Five generations of farming comes to an end
BATAVIA, Iowa — Farmers from around southeast Iowa gathered in Batavia, Iowa, recently for a large farm equipment auction. They braved cold winds for more than two hours for the chance to bid on good, used tractors and other farm implements.
It was a good day for an auction, but for Steve and Diane Dallner, it was a retirement party. Steve comes from a long line of farmers.
Beginning with Phillip, the first son of the first son continued the farming tradition — until this recently. And all of those first sons, since Simon Frederick, have had the middle name of Roy. Steve is the fifth generation in his family to follow this tradition.
Family records show that Steve can trace his Iowa farming heritage back to 1846 and the family farm by Germanville. He has a photograph of his great-grandfather’s farm, complete with horse-drawn wagons and the original barns.

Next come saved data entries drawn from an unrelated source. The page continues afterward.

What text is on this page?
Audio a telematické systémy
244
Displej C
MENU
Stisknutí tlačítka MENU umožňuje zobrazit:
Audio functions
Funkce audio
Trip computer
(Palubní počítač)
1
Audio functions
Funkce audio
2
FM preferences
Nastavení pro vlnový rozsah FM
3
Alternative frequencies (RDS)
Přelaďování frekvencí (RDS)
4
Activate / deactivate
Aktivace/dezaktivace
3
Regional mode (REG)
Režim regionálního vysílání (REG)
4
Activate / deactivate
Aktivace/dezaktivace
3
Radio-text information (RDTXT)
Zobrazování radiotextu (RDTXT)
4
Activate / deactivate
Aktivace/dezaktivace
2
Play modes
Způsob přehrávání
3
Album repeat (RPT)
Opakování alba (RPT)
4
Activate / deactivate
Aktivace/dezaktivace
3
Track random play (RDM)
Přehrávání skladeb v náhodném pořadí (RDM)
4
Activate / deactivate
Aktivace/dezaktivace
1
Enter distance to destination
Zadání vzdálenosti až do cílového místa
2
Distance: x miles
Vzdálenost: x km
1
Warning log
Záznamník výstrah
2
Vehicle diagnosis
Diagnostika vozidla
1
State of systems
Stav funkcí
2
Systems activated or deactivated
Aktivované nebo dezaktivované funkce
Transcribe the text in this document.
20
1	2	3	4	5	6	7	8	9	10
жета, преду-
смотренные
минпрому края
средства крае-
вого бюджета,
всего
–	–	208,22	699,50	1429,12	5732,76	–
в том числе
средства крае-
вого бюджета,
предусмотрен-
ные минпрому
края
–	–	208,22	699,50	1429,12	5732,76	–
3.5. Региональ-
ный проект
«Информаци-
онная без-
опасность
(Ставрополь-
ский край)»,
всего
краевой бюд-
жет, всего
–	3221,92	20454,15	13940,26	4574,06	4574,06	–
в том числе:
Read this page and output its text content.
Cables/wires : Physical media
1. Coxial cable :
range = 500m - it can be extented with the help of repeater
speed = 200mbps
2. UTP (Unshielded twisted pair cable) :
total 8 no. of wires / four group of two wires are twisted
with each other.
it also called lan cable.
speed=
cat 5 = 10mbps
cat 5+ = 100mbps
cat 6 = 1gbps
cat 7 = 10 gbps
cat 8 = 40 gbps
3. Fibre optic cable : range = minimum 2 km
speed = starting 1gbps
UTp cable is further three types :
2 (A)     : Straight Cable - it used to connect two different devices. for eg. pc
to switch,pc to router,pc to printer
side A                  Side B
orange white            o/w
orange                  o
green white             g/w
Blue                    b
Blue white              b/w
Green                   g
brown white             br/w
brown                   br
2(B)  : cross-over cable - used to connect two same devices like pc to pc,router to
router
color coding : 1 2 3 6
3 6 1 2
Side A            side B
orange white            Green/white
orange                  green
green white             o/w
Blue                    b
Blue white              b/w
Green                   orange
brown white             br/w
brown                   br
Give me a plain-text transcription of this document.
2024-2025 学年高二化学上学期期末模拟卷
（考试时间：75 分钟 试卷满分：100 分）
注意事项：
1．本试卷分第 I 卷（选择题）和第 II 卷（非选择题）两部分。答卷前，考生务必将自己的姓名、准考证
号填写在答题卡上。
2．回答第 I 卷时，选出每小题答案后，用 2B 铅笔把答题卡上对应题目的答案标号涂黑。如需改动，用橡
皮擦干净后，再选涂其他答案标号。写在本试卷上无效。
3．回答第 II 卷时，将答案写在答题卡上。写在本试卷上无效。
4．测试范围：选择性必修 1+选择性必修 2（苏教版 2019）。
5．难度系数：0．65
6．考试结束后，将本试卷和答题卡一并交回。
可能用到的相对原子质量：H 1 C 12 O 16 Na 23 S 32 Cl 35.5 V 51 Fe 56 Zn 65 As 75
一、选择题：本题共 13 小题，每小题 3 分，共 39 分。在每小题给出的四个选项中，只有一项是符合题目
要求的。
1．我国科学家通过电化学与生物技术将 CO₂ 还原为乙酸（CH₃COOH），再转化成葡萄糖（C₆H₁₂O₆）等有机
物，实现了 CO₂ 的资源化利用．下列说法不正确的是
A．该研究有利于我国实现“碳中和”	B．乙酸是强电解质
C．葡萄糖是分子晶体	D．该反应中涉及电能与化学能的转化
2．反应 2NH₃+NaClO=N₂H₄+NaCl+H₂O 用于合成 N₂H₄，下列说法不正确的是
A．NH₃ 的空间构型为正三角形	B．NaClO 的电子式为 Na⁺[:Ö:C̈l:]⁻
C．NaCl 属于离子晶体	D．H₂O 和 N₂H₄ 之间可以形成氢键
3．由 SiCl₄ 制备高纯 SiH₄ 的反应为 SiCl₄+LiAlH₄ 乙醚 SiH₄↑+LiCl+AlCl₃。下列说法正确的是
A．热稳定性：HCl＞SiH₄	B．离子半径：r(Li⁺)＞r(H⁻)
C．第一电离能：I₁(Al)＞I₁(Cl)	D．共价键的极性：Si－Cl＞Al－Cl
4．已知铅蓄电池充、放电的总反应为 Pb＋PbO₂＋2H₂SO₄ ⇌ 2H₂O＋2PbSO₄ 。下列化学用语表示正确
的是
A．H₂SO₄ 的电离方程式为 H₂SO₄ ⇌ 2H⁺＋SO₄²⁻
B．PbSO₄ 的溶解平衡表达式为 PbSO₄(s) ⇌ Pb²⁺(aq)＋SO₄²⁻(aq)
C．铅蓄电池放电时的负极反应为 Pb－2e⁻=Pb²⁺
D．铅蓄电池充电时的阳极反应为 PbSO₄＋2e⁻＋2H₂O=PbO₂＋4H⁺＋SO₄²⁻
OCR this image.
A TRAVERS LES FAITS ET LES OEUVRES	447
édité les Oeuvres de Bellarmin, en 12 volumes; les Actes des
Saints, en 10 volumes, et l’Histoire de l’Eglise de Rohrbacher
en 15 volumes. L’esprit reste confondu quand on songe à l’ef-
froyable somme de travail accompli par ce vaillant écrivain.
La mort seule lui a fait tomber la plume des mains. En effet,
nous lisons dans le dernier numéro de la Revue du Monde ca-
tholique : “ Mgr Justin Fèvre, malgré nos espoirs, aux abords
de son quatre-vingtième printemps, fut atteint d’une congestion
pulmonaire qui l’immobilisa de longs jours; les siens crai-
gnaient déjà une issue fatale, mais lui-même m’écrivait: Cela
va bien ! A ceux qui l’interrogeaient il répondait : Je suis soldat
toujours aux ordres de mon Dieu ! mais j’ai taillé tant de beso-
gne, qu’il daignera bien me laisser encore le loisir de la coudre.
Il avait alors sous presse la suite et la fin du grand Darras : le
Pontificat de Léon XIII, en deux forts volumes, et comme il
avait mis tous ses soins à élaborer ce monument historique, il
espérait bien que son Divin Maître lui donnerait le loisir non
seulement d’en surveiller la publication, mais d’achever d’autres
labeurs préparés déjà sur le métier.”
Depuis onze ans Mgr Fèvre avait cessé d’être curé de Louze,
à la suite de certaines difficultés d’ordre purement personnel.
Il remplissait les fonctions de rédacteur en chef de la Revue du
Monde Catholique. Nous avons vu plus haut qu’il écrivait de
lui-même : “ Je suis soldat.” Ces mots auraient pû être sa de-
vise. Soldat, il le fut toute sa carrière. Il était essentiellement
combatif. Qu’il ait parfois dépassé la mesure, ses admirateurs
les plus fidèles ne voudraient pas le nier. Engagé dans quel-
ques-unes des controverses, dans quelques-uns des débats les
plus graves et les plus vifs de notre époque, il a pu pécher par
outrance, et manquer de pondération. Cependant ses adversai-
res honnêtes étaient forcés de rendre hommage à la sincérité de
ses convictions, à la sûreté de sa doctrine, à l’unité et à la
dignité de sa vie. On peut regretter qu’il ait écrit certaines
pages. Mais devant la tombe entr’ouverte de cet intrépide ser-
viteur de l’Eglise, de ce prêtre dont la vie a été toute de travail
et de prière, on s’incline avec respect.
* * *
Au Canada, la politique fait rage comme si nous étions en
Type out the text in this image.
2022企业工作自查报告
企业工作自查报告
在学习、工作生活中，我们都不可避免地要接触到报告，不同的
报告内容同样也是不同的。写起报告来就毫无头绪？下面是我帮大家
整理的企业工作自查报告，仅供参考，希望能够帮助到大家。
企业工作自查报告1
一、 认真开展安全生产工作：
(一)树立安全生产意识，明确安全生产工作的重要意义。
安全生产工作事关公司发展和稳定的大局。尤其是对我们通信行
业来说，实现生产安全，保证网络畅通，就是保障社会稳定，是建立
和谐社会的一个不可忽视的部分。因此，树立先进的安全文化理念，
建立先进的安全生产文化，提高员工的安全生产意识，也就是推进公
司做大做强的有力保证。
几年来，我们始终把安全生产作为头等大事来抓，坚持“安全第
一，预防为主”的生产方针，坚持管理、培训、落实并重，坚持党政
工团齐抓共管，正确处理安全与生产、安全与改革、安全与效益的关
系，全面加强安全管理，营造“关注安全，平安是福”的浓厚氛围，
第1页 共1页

“My brother went there and bought the barn,” Steve said, identifying the middle of the photo’s three barns. “My great-grandfather built that barn, and when my brother built his home in west Yellowstone, he used the timbers as part of his house.”
Near that family farm by Germanville is the Dallner Methodist Cemetery and ther was a Dallner School before the names were changed to numbers.
“I’ve been there several times — the house is almost gone, my brother took the barn,” Steve said. “The gate is still there, and you can see the path they used. It’s all worn down because it’s been there so long.”
Steve’s grandfather was a World War I veteran. He left the farm to go to war. Steve’s parents actually met at one of those World War I reunions.
Then Steve’s father, Vern, farmed until he passed away at the age of 56. This was the turning point for Steve Dallner as that first son.
“I was teaching school, had been for nine years,” he explained. “But now I had the opportunity to step in and take over the family farm. And I decided I’d rather farm than teach.”
So in December 1981, walked away from a career in education and became a full-time farmer.
Steve’s son is career Navy, and Steve knows he won’t be coming back to farm. So when the time to retire came, Steve knew he was ready.
In 2010, he survived Hotchkins Lymphoma. Before that, he had an electrical problem in his heart, and that was when they sold the cattle.
“That was pretty nice,” Steve remembered. “There was no more responsibility to get them fed before getting ready for church, picking babies out of the mud. It’s a tremendous responsibility to take care of livestock.”
There’s also a little peer pressure involved, it seems. Many of Steve’s friends have already retired, and the guys he hunts and fishes with have almost all retired, too.
And then there are the family plans. Steve and Diane are ready to go south, take a cruise, maybe even visit Las Vegas.
“For the last 30 years, in spring and fall, the nicest parts of Iowa, we couldn’t do anything,” he said. “Diane retired last January, so now there’s no reason not to go.”
So the auction closed the final chapter of the Dallner family farming story. In an event his ancestors probably would have been amazed at, there were 200 bid numbers on site, plus 130 registered bidders online and more on the phone. That meant the Dallners’ farm equipment will now be used in Indiana, Minnesota, Nebraska and Missouri.
“I answered the phone 29 times just on Tuesday,” Steve said, “just to answer questions about the equipment we were selling on Wednesday.”
While some of the earlier generations of Dallners would have been surprised by all this, Steve didn’t think his dad would have thought too much about it.
“My dad remembered when they changed from horses to the tractor,” he said. “When I was 10 years old, we had a D17 Allis Chalmers the size of the one we sold. So the equipment is entirely different, but that’s about it.”
Just looking at the tractors through the generations of Dallners makes for interesting comparisons. Steve’s largest tractor was about 270 horsepower. His dad’s was 130 horsepower. And his dad’s was 50 horsepower. And before that, there were actual horses.
A few pieces of equipment, the sentimental family ones, didn’t go to the auction site.
“I can’t get out of it completely,” he said with a grin.
The future looks bright for the Dallners, but Steve admitted the same can’t be said for all family farmers.
“There’s a cost investment with a farm, and some people just don’t want to take that risk,” he said. “It’s a hard thing to do, decide who’s going to take over a farm. You have to decide if you’re just interested in the money or who is the best to take over the care of the farm. Each family has to decide.”
For Steve and Diane, it wasn’t that hard to make their decision. It was time. And there are many lessons learned from farming that will stay with them forever.
“Every day, we’ve depended on the Lord, that He’ll take care of everything,” Diane said.
And that will happen whether they’re out in the field or not.